そりゃあそうだとしか言いようがない……。
「でも殺すな。何ですね。分かりますけど」
「ええ、殺すなでございます。『貴族主義者』である事を理由に一方的に殺してしまうような王と国では、それはそれで国が揺らぎますので」
うーん、陛下はお優しいし、その行動がどういう結果を招くかをよく分かっていらっしゃるようだ。

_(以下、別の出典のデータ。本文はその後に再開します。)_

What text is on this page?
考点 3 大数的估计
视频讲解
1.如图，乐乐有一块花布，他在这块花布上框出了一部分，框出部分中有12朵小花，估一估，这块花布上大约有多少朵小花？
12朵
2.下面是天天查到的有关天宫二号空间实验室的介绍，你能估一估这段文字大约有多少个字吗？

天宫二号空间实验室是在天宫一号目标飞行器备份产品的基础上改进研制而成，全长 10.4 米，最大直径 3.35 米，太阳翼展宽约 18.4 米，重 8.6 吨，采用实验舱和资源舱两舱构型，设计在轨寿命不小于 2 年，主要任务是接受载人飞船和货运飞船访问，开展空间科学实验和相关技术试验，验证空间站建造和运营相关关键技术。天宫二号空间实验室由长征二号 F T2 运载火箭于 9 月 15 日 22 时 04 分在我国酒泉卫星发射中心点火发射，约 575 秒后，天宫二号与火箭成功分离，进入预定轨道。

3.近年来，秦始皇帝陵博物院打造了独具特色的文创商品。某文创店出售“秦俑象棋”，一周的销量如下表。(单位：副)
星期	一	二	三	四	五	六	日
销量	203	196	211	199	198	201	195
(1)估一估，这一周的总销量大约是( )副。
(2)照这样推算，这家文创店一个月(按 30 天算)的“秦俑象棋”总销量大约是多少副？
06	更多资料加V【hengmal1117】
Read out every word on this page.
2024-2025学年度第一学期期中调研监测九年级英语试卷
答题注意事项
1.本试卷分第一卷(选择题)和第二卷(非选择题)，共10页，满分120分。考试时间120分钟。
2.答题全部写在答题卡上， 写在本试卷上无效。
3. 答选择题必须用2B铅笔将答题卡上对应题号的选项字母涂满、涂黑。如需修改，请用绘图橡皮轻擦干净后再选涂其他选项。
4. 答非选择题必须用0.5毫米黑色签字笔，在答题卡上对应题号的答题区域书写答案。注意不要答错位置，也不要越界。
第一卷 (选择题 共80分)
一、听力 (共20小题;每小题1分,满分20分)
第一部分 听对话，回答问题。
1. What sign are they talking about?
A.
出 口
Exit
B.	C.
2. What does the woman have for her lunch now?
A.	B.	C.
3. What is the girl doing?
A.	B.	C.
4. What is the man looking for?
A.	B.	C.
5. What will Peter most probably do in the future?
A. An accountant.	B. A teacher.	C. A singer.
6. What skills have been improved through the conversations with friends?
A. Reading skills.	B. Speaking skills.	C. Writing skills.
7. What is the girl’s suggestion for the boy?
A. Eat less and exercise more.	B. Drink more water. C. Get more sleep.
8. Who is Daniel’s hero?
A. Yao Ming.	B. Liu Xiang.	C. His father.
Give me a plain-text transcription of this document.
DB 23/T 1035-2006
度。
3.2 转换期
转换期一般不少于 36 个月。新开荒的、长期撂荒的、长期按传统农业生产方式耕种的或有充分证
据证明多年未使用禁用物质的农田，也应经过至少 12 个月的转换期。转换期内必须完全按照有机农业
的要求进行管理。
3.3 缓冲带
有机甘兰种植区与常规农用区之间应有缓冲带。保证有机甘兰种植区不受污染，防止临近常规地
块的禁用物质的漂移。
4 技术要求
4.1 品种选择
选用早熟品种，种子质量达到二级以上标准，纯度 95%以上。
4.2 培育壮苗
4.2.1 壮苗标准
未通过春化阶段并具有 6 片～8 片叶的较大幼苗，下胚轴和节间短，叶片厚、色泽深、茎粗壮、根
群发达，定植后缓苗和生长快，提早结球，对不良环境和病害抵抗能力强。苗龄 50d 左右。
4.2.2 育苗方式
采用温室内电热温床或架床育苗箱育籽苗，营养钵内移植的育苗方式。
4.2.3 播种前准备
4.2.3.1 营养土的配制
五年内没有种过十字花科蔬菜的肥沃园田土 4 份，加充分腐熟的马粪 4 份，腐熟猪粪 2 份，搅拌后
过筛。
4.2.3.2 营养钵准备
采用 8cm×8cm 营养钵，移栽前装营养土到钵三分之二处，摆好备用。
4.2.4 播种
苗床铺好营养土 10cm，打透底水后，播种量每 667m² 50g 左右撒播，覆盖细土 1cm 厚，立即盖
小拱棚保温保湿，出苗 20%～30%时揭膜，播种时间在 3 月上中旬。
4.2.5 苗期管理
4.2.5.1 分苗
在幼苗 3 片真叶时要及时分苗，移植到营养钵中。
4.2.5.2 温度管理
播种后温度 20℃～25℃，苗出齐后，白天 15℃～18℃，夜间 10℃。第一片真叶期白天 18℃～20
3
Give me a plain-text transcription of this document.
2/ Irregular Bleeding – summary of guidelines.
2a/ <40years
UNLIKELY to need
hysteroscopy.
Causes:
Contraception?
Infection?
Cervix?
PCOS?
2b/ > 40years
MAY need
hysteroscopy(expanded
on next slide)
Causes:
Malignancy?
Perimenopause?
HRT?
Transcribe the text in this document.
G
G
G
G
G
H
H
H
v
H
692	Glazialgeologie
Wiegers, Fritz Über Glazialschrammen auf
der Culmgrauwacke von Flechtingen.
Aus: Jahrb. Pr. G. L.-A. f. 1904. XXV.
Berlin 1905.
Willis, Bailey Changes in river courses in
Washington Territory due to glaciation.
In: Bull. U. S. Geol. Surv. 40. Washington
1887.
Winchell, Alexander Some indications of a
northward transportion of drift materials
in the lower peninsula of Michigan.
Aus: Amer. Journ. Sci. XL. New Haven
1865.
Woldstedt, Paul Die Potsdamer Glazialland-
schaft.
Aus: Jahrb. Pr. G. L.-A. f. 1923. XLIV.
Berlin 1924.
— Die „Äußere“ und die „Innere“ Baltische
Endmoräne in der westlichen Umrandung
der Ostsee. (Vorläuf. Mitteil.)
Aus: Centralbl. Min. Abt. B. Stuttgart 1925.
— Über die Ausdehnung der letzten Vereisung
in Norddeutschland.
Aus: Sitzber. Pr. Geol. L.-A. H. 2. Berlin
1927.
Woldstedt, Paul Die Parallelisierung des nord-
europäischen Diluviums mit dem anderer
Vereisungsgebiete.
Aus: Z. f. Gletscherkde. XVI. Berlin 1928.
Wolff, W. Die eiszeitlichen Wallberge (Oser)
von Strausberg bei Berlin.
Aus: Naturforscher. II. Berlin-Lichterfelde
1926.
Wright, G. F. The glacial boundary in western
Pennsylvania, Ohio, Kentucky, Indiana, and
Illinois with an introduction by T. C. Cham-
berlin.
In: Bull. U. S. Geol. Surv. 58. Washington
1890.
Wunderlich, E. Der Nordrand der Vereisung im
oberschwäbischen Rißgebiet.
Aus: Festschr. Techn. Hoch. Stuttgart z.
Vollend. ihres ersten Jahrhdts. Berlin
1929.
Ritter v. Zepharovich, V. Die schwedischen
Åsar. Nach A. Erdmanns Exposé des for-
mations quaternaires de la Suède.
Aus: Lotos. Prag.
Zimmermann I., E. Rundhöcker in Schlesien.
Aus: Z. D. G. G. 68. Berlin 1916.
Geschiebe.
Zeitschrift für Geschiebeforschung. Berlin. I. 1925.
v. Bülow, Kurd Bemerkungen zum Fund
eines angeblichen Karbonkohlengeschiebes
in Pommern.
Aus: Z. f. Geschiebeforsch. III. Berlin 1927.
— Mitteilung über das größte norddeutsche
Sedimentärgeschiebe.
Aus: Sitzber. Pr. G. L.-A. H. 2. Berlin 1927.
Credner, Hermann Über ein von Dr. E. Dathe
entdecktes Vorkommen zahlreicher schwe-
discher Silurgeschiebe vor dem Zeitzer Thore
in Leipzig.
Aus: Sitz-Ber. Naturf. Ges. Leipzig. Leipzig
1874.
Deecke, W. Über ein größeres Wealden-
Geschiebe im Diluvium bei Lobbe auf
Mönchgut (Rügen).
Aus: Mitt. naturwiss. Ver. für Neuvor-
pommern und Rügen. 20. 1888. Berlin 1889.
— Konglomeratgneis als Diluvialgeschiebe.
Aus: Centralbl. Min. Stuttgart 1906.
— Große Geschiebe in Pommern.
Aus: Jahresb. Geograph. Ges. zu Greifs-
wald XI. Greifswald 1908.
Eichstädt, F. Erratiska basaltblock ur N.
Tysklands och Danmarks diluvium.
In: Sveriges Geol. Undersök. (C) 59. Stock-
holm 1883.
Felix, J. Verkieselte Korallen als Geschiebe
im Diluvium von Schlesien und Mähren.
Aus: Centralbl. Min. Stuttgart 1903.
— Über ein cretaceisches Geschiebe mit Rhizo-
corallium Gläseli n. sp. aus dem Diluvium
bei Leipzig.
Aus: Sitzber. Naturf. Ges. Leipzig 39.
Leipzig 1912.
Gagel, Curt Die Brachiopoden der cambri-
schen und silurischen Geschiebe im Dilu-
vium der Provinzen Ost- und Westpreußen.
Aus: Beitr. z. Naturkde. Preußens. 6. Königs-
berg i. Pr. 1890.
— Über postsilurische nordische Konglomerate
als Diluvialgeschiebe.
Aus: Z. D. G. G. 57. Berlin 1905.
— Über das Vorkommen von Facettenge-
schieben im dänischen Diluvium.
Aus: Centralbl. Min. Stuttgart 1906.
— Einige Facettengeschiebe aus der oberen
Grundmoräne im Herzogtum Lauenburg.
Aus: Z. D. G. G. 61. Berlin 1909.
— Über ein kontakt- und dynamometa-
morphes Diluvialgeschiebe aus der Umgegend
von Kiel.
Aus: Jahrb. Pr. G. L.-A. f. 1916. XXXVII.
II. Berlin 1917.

それならば、ワタシも陛下の意を汲んだ行動を取るべきだろう。
「なるほど。だったら……大丈夫です。思いつきました。相手の心を効果的にへし折る事も、陛下たちにワタシの実力を見せる事も問題なく出来ると思います」
「流石はミーメ嬢」
「そうでございますね」
うん、目的は問題なく達成できるだろう。
なんなら、陛下たちの度肝を抜きつつ、『貴族主義者』の肝を冷やす事だって出来るだろう。
うんうん、トリニティアイの危険性を知ってもらう意味でも、これが一番良い方法だろう。
「「……」」
「どうかしましたか? お二人とも」
「何でもございませんので、ご安心くださいミーメ様」
「ミーメ嬢が楽しそうだなと思っていただけです」
「そうですか」
なお、そんな決意をしていたら、グレイシア様は無表情で何かを考えていたし、ヘルムス様はニコニコ笑顔でこちらを見ていた。
まあ、たぶんだが、グレイシア様は宮廷魔術師長に当日は警戒が強めた方が良いでしょうとか、護衛を担当する魔術師に防護を強化するように進言するとか、その辺の為には、報告をどう伝えるかを考えないといけないので、そこを考えていたのだろう。
つまり問題なし。
ぶっちゃけ、何を考えているのか分からないのはヘルムス様の方である。
「ヘルムス様の方も問題は無さそうですか?」
「ええ大丈夫です。ミーメ嬢。勝つだけならばどうとでもなります」
ま、ヘルムス様は大人なのだし、本人が何も問題が無いと言っているのだから、気にしなくていいだろう。
ワタシはヘルムス様の返事を聞くと、茶菓子を一口分食べた。